31 December 2009

Aghan Jails compounding the problem

Great article about how Afghan jails aren't keeping terrorists off the streets even as Western nations insist on 96-hour maximum holds and releasing as many Afghans as possible - even the bad ones.

Gen. Stanley McChrystal's report, prepared in August, contained a scathing indictment of the Afghan detention system. It said that "hardened, committed Islamists are indiscriminately mixed with petty criminals and sex offenders, and they are using the opportunity to radicalize and indoctrinate them." Afghan prisons, the report said, have become "a sanctuary and base to conduct lethal operations," with "multiple national facilities . . . firmly under the control of the Taliban."

To address this problem, McChrystal created a task force to work on the Afghan correctional system, segregating hard-core terrorists from the rest of the prison population and generally bringing conditions up to the standards U.S. authorities achieved in Iraq after the Abu Ghraib scandal. That's a good idea, but it's insufficient.

As more U.S. troops roll into Afghanistan, they will conduct offensive operations that result in the capture of more Taliban over the next 18 months. That is not enough time to build Afghan courts and prisons and to train guards, judges and lawyers. Even in Iraq, the legal system has had trouble coping with all of the terrorists U.S. authorities have turned over during the past year. Some have been released and have gone on to commit fresh atrocities.

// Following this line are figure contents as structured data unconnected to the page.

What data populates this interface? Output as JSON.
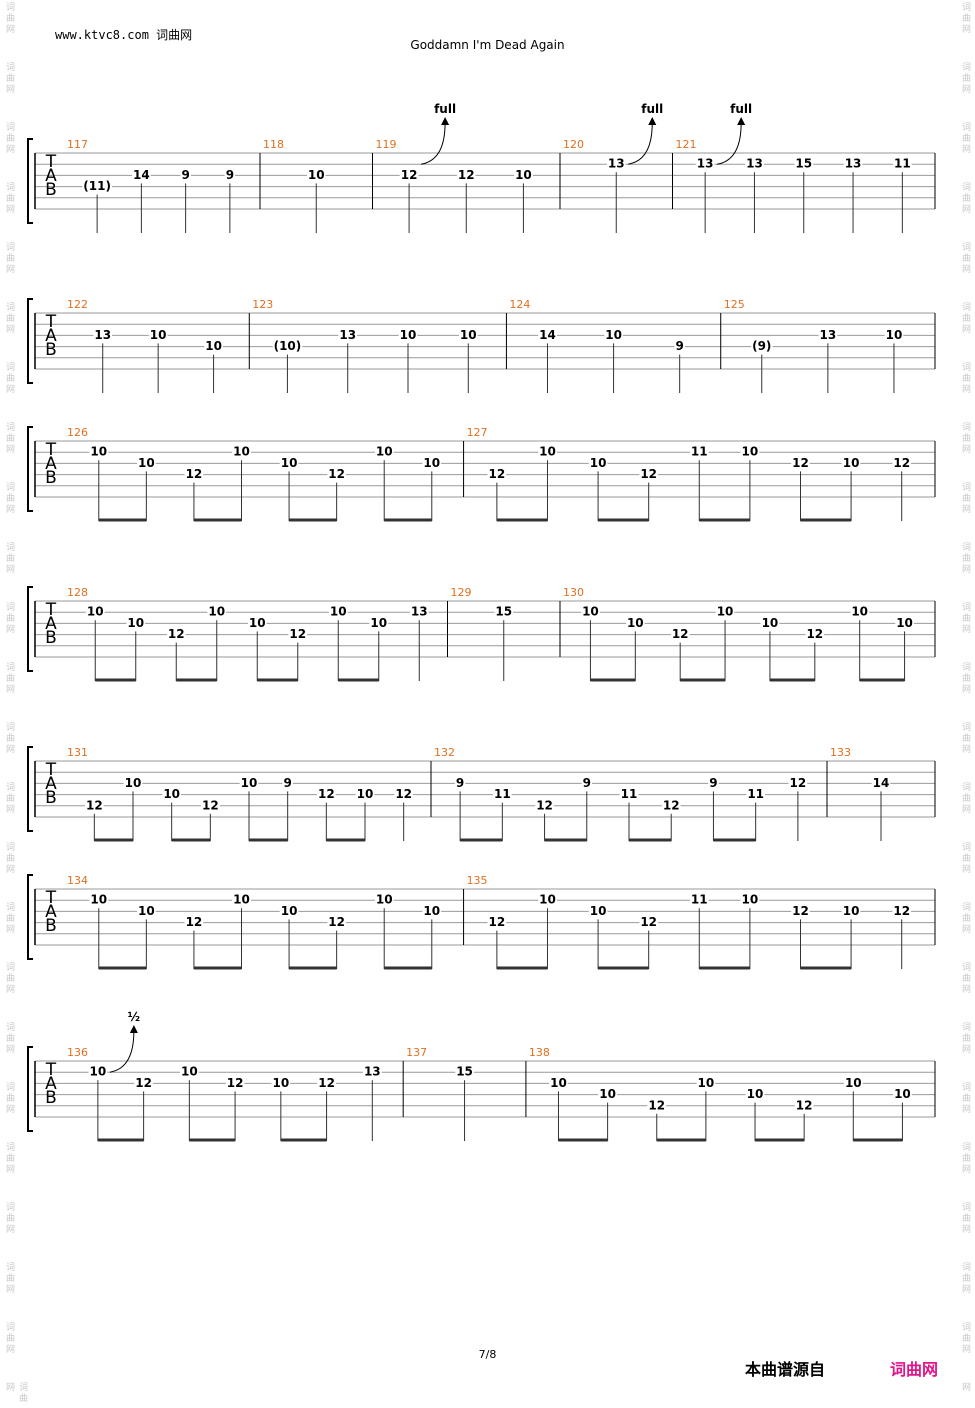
{
  "header": {
    "site": "www.ktvc8.com 词曲网",
    "title": "Goddamn I'm Dead Again"
  },
  "clef": "TAB",
  "watermark": "词曲网",
  "footer": {
    "page": "7/8",
    "source": "本曲谱源自",
    "brand": "词曲网"
  },
  "systems": [
    {
      "measures": [
        {
          "number": "117",
          "beats": [
            [
              null,
              null,
              null,
              "(11)",
              null,
              null
            ],
            [
              null,
              null,
              "14",
              null,
              null,
              null
            ],
            [
              null,
              null,
              "9",
              null,
              null,
              null
            ],
            [
              null,
              null,
              "9",
              null,
              null,
              null
            ]
          ]
        },
        {
          "number": "118",
          "beats": [
            [
              null,
              null,
              "10",
              null,
              null,
              null
            ]
          ]
        },
        {
          "number": "119",
          "beats": [
            [
              null,
              null,
              "12",
              null,
              null,
              null
            ],
            [
              null,
              null,
              "12",
              null,
              null,
              null
            ],
            [
              null,
              null,
              "10",
              null,
              null,
              null
            ]
          ],
          "bends": [
            {
              "beat": 0,
              "label": "full"
            }
          ]
        },
        {
          "number": "120",
          "beats": [
            [
              null,
              "13",
              null,
              null,
              null,
              null
            ]
          ],
          "bends": [
            {
              "beat": 0,
              "label": "full"
            }
          ]
        },
        {
          "number": "121",
          "beats": [
            [
              null,
              "13",
              null,
              null,
              null,
              null
            ],
            [
              null,
              "13",
              null,
              null,
              null,
              null
            ],
            [
              null,
              "15",
              null,
              null,
              null,
              null
            ],
            [
              null,
              "13",
              null,
              null,
              null,
              null
            ],
            [
              null,
              "11",
              null,
              null,
              null,
              null
            ]
          ],
          "bends": [
            {
              "beat": 0,
              "label": "full"
            }
          ]
        }
      ]
    },
    {
      "measures": [
        {
          "number": "122",
          "beats": [
            [
              null,
              null,
              "13",
              null,
              null,
              null
            ],
            [
              null,
              null,
              "10",
              null,
              null,
              null
            ],
            [
              null,
              null,
              null,
              "10",
              null,
              null
            ]
          ]
        },
        {
          "number": "123",
          "beats": [
            [
              null,
              null,
              null,
              "(10)",
              null,
              null
            ],
            [
              null,
              null,
              "13",
              null,
              null,
              null
            ],
            [
              null,
              null,
              "10",
              null,
              null,
              null
            ],
            [
              null,
              null,
              "10",
              null,
              null,
              null
            ]
          ]
        },
        {
          "number": "124",
          "beats": [
            [
              null,
              null,
              "14",
              null,
              null,
              null
            ],
            [
              null,
              null,
              "10",
              null,
              null,
              null
            ],
            [
              null,
              null,
              null,
              "9",
              null,
              null
            ]
          ]
        },
        {
          "number": "125",
          "beats": [
            [
              null,
              null,
              null,
              "(9)",
              null,
              null
            ],
            [
              null,
              null,
              "13",
              null,
              null,
              null
            ],
            [
              null,
              null,
              "10",
              null,
              null,
              null
            ]
          ]
        }
      ]
    },
    {
      "measures": [
        {
          "number": "126",
          "beats": [
            [
              null,
              "10",
              null,
              null,
              null,
              null
            ],
            [
              null,
              null,
              "10",
              null,
              null,
              null
            ],
            [
              null,
              null,
              null,
              "12",
              null,
              null
            ],
            [
              null,
              "10",
              null,
              null,
              null,
              null
            ],
            [
              null,
              null,
              "10",
              null,
              null,
              null
            ],
            [
              null,
              null,
              null,
              "12",
              null,
              null
            ],
            [
              null,
              "10",
              null,
              null,
              null,
              null
            ],
            [
              null,
              null,
              "10",
              null,
              null,
              null
            ]
          ]
        },
        {
          "number": "127",
          "beats": [
            [
              null,
              null,
              null,
              "12",
              null,
              null
            ],
            [
              null,
              "10",
              null,
              null,
              null,
              null
            ],
            [
              null,
              null,
              "10",
              null,
              null,
              null
            ],
            [
              null,
              null,
              null,
              "12",
              null,
              null
            ],
            [
              null,
              "11",
              null,
              null,
              null,
              null
            ],
            [
              null,
              "10",
              null,
              null,
              null,
              null
            ],
            [
              null,
              null,
              "12",
              null,
              null,
              null
            ],
            [
              null,
              null,
              "10",
              null,
              null,
              null
            ],
            [
              null,
              null,
              "12",
              null,
              null,
              null
            ]
          ]
        }
      ]
    },
    {
      "measures": [
        {
          "number": "128",
          "beats": [
            [
              null,
              "10",
              null,
              null,
              null,
              null
            ],
            [
              null,
              null,
              "10",
              null,
              null,
              null
            ],
            [
              null,
              null,
              null,
              "12",
              null,
              null
            ],
            [
              null,
              "10",
              null,
              null,
              null,
              null
            ],
            [
              null,
              null,
              "10",
              null,
              null,
              null
            ],
            [
              null,
              null,
              null,
              "12",
              null,
              null
            ],
            [
              null,
              "10",
              null,
              null,
              null,
              null
            ],
            [
              null,
              null,
              "10",
              null,
              null,
              null
            ],
            [
              null,
              "13",
              null,
              null,
              null,
              null
            ]
          ]
        },
        {
          "number": "129",
          "beats": [
            [
              null,
              "15",
              null,
              null,
              null,
              null
            ]
          ]
        },
        {
          "number": "130",
          "beats": [
            [
              null,
              "10",
              null,
              null,
              null,
              null
            ],
            [
              null,
              null,
              "10",
              null,
              null,
              null
            ],
            [
              null,
              null,
              null,
              "12",
              null,
              null
            ],
            [
              null,
              "10",
              null,
              null,
              null,
              null
            ],
            [
              null,
              null,
              "10",
              null,
              null,
              null
            ],
            [
              null,
              null,
              null,
              "12",
              null,
              null
            ],
            [
              null,
              "10",
              null,
              null,
              null,
              null
            ],
            [
              null,
              null,
              "10",
              null,
              null,
              null
            ]
          ]
        }
      ]
    },
    {
      "measures": [
        {
          "number": "131",
          "beats": [
            [
              null,
              null,
              null,
              null,
              "12",
              null
            ],
            [
              null,
              null,
              "10",
              null,
              null,
              null
            ],
            [
              null,
              null,
              null,
              "10",
              null,
              null
            ],
            [
              null,
              null,
              null,
              null,
              "12",
              null
            ],
            [
              null,
              null,
              "10",
              null,
              null,
              null
            ],
            [
              null,
              null,
              "9",
              null,
              null,
              null
            ],
            [
              null,
              null,
              null,
              "12",
              null,
              null
            ],
            [
              null,
              null,
              null,
              "10",
              null,
              null
            ],
            [
              null,
              null,
              null,
              "12",
              null,
              null
            ]
          ]
        },
        {
          "number": "132",
          "beats": [
            [
              null,
              null,
              "9",
              null,
              null,
              null
            ],
            [
              null,
              null,
              null,
              "11",
              null,
              null
            ],
            [
              null,
              null,
              null,
              null,
              "12",
              null
            ],
            [
              null,
              null,
              "9",
              null,
              null,
              null
            ],
            [
              null,
              null,
              null,
              "11",
              null,
              null
            ],
            [
              null,
              null,
              null,
              null,
              "12",
              null
            ],
            [
              null,
              null,
              "9",
              null,
              null,
              null
            ],
            [
              null,
              null,
              null,
              "11",
              null,
              null
            ],
            [
              null,
              null,
              "12",
              null,
              null,
              null
            ]
          ]
        },
        {
          "number": "133",
          "beats": [
            [
              null,
              null,
              "14",
              null,
              null,
              null
            ]
          ]
        }
      ]
    },
    {
      "measures": [
        {
          "number": "134",
          "beats": [
            [
              null,
              "10",
              null,
              null,
              null,
              null
            ],
            [
              null,
              null,
              "10",
              null,
              null,
              null
            ],
            [
              null,
              null,
              null,
              "12",
              null,
              null
            ],
            [
              null,
              "10",
              null,
              null,
              null,
              null
            ],
            [
              null,
              null,
              "10",
              null,
              null,
              null
            ],
            [
              null,
              null,
              null,
              "12",
              null,
              null
            ],
            [
              null,
              "10",
              null,
              null,
              null,
              null
            ],
            [
              null,
              null,
              "10",
              null,
              null,
              null
            ]
          ]
        },
        {
          "number": "135",
          "beats": [
            [
              null,
              null,
              null,
              "12",
              null,
              null
            ],
            [
              null,
              "10",
              null,
              null,
              null,
              null
            ],
            [
              null,
              null,
              "10",
              null,
              null,
              null
            ],
            [
              null,
              null,
              null,
              "12",
              null,
              null
            ],
            [
              null,
              "11",
              null,
              null,
              null,
              null
            ],
            [
              null,
              "10",
              null,
              null,
              null,
              null
            ],
            [
              null,
              null,
              "12",
              null,
              null,
              null
            ],
            [
              null,
              null,
              "10",
              null,
              null,
              null
            ],
            [
              null,
              null,
              "12",
              null,
              null,
              null
            ]
          ]
        }
      ]
    },
    {
      "measures": [
        {
          "number": "136",
          "beats": [
            [
              null,
              "10",
              null,
              null,
              null,
              null
            ],
            [
              null,
              null,
              "12",
              null,
              null,
              null
            ],
            [
              null,
              "10",
              null,
              null,
              null,
              null
            ],
            [
              null,
              null,
              "12",
              null,
              null,
              null
            ],
            [
              null,
              null,
              "10",
              null,
              null,
              null
            ],
            [
              null,
              null,
              "12",
              null,
              null,
              null
            ],
            [
              null,
              "13",
              null,
              null,
              null,
              null
            ]
          ],
          "bends": [
            {
              "beat": 0,
              "label": "½"
            }
          ]
        },
        {
          "number": "137",
          "beats": [
            [
              null,
              "15",
              null,
              null,
              null,
              null
            ]
          ]
        },
        {
          "number": "138",
          "beats": [
            [
              null,
              null,
              "10",
              null,
              null,
              null
            ],
            [
              null,
              null,
              null,
              "10",
              null,
              null
            ],
            [
              null,
              null,
              null,
              null,
              "12",
              null
            ],
            [
              null,
              null,
              "10",
              null,
              null,
              null
            ],
            [
              null,
              null,
              null,
              "10",
              null,
              null
            ],
            [
              null,
              null,
              null,
              null,
              "12",
              null
            ],
            [
              null,
              null,
              "10",
              null,
              null,
              null
            ],
            [
              null,
              null,
              null,
              "10",
              null,
              null
            ]
          ]
        }
      ]
    }
  ]
}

Such a situation, which exists on a much bigger scale in Afghanistan, is profoundly demoralizing to troops. If service members see a "catch and release" policy in effect, they are likely to either pull back or pull the trigger prematurely. Both possibilities are worrisome. The former means more enemy fighters on the loose; the latter sullies our troops' honor, denies them the intelligence gleaned from interrogations and leads the remaining Taliban to fight harder.